Well… kinda. It is not that Joel has a philosophical belief in win-margin versus home court. It is simply that his models include win-margin and the resulting predictions are more accurate because they do so. Joel didn’t go in and say “Win margin is more important than home court”: it is the accuracy of the resulting predictions that gives that result. Some of his models don’t include win margin at all!
I also loved the quote:
Dan Shanoff, who blogs on sports at danshanoff.com, said gut feeling is more important than statistics, but taking a look at the numbers can never hurt.
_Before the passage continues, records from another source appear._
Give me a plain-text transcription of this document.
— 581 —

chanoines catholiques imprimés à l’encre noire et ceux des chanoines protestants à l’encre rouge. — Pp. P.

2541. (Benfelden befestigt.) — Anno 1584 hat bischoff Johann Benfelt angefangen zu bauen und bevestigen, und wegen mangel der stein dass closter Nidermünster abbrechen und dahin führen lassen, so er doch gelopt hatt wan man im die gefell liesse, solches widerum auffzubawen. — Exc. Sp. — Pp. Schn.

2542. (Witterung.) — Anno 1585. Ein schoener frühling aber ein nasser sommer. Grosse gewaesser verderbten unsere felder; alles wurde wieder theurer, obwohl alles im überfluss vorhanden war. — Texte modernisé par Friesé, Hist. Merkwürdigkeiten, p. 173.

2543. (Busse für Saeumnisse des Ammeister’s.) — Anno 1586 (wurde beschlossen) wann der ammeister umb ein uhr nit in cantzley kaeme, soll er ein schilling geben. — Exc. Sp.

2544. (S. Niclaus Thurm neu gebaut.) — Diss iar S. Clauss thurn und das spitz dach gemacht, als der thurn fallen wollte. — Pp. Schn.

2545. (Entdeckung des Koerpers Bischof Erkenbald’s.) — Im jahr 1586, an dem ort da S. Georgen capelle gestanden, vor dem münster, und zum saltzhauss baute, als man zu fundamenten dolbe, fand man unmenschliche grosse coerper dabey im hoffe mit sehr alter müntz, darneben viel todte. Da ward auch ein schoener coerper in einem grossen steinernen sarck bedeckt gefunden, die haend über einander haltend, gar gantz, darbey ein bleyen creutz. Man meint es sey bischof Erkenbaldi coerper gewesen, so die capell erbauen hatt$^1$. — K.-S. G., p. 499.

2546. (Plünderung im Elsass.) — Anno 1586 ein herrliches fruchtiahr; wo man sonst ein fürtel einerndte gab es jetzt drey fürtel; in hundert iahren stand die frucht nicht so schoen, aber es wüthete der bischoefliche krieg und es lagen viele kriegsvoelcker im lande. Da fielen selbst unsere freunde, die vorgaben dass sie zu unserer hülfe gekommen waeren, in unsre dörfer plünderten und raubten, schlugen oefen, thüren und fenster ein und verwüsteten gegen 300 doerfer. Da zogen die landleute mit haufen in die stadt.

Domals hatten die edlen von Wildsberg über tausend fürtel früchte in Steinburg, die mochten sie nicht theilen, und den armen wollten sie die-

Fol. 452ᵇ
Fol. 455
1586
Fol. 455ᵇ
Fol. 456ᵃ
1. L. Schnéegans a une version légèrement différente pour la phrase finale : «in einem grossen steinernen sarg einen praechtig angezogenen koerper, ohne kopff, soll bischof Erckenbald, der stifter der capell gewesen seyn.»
Followup question: “So how do you know that gut feeling is more important than statistics, Dan?”. Reponse (presumably): “Well, it is really my gut feeling, you know, since I really haven’t looked at the numbers”. [Followup added: Dan isn’t sure he really said what he was quoted as saying.]
Be sure to check out Laura and me, and any other OR people twittering the tournament with tag #ncaa-or, starting noon Thursday.
Speaking of the tournament, I just saw the following interesting article complaining about how big-name schools tend to get more home games:
http://www.washingtonpost.com/wp-dyn/content/article/2009/03/21/AR2009032101994.html
This must be a difficult optimization problem, though, because some of the venues will be close to a lot of schools. Still, presumably you could do better than the current approach using combinatorial optimization. Thoughts?